Barton is an area in the east of Newport on the Isle of Wight. Transport is provided by Southern Vectis community service route 39 to the town centre and standard service routes 8 and 9 to Sandown and Ryde, which run nearby.

Barton was built around 1844 to the east of Newport town centre; the first houses to be built were in Barton Road itself and are on the right hand side leading from Coppins Bridge. Most of the original Victorian terraced houses still remain today, as well as St. Paul's Church which lies in Staplers Road. The architectural style of the original Barton houses is very typical of Victorian houses in the Newport area, with red brick facades and grey slate roof tiles. The former Barton Primary School site dates from around the same period.

Original Barton roads include Barton Road itself,
St. Pauls View Road,
Bellmeade Lane,
Halberry Lane,
Harvey Road,
Cross Lane,
Victoria Road,
School Lane,
Royal Exchange,
John Street and
Green Street.

In the mid-1930s, the first council properties were built in Barton Road, School Lane and Highfield Road.

In around 1955, the initial Pan Estate development began, which is extended south and east beyond Barton and continues toward Pan Lane. The estate was further developed in the late 1960s and mid-1970s to take in the growth of the local population.
An additional school was built for the local area in 1970 when Downside Middle School opened. This initially took children in from all over the west and north of the Island. The school closed as part of the 2011 Island schools reorganisation; the building now houses the re-located Barton Primary School, East Newport Family Centre and Downside Community Centre.

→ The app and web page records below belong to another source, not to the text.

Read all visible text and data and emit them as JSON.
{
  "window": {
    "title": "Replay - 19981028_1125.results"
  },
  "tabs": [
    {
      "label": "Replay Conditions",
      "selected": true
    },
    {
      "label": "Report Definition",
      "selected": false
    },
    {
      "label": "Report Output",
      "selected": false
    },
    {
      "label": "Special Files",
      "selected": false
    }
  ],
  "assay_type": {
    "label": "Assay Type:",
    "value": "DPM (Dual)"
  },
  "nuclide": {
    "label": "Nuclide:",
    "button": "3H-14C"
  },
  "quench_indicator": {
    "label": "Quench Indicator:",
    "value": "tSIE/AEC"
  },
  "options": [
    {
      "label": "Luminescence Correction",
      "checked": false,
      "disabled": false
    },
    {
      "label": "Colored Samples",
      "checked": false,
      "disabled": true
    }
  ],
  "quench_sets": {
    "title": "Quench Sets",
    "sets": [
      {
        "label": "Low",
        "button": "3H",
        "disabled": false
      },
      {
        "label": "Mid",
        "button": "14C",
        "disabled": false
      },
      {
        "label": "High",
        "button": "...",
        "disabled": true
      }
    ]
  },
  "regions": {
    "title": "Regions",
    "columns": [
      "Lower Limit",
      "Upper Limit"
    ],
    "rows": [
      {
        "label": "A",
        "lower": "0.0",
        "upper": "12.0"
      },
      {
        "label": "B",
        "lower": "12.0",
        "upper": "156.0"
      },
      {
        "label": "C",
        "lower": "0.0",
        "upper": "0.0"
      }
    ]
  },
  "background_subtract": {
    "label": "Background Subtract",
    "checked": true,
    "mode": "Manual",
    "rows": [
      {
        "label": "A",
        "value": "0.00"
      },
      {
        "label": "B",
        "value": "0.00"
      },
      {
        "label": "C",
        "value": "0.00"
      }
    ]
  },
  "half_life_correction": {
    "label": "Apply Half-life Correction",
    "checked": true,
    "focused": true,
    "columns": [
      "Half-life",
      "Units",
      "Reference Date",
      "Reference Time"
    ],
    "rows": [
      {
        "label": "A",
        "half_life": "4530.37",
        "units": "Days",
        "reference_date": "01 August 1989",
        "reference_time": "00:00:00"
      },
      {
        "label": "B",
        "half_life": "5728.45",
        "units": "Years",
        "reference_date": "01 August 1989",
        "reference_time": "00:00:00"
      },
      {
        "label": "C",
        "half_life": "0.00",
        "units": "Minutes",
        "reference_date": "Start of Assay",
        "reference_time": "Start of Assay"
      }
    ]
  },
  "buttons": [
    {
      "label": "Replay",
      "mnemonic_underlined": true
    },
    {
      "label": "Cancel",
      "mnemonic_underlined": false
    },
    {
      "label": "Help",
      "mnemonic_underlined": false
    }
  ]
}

During the 1950s, 1960s and 1970s, a team called Barton was represented in the Isle of Wight Football League and were quite successful challenging for honours against the other notable sides of the time Parkhurst and Seaview. Notable Barton players included Willie Creighton, who was actually brought up in Barton Road itself.

Barton is known locally as 'Barton Village' and is technically not part of the more modern Pan Estate.

== Name ==
First recorded in 1862 as Barton Village, it was named after a builder with name Barton who built a row of houses, built from 1841-1851.